On the basis that the best presents reflect how well you really know the person for whom they are intended, this, along with ‘most unusual’, qualifies as amongst the best I have ever got. Firstly it surmounts all sorts of challenges – for example, it does not, most emphatically not, go with my ‘style’ (if you can call it that) of decorating. And I am picky about such things… Most people would not dream of buying me a big clock for the wall. My gardener bought me an outside clock once. There’s no hiding from the gardener that you haven’t hung the outside wall clock … Someone else who worked for me ( no longer – there may be a lesson in this) bought me a clock for my bedroom with pink creatures made of shells, covered in varnish, with small shell red eyes. No. Generally speaking, it is best to avoid wall clocks. But my dad knows me better than to be put off by such superficial things. He knows my heels are dangling longingly in the sea, that I’m permanently sick for home, that every time the black collared barbet calls i am going to be transported to my granny’s garden, to paw-paw on the bird-tray and wings in the sun…
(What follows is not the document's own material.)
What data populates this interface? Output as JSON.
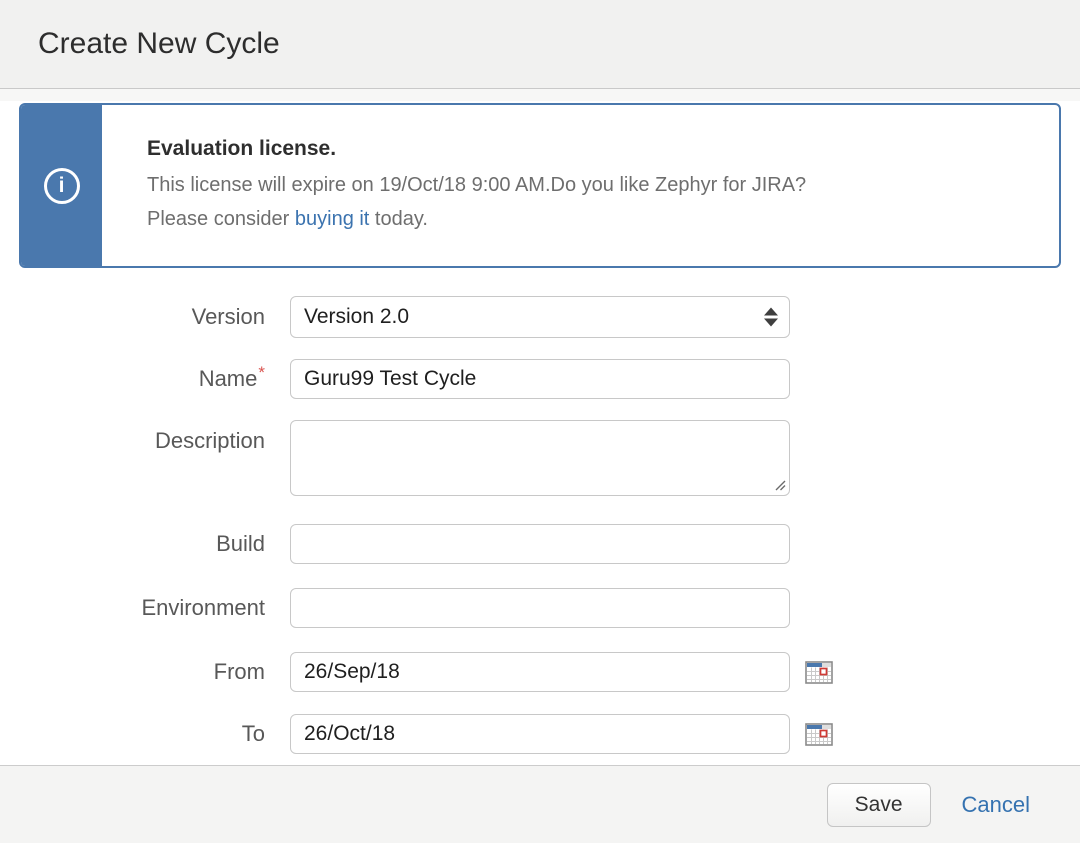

There is, however, a small technical hitch. It’s called Longitude. South Africa is two hours ahead of us here in London. So, as I look at the Hornbill at 2, I hear the night jar, when I hear the coucal’s hollowed wood call, I look up to see the kingfisher. Ah well… It makes me laugh, every hour, on the hour. And my favourite? – You know of course. It’s at 7 o’clock, when, I get two of my favourites all in one – I see the bokmakirie, I hear the piet-my-vrou.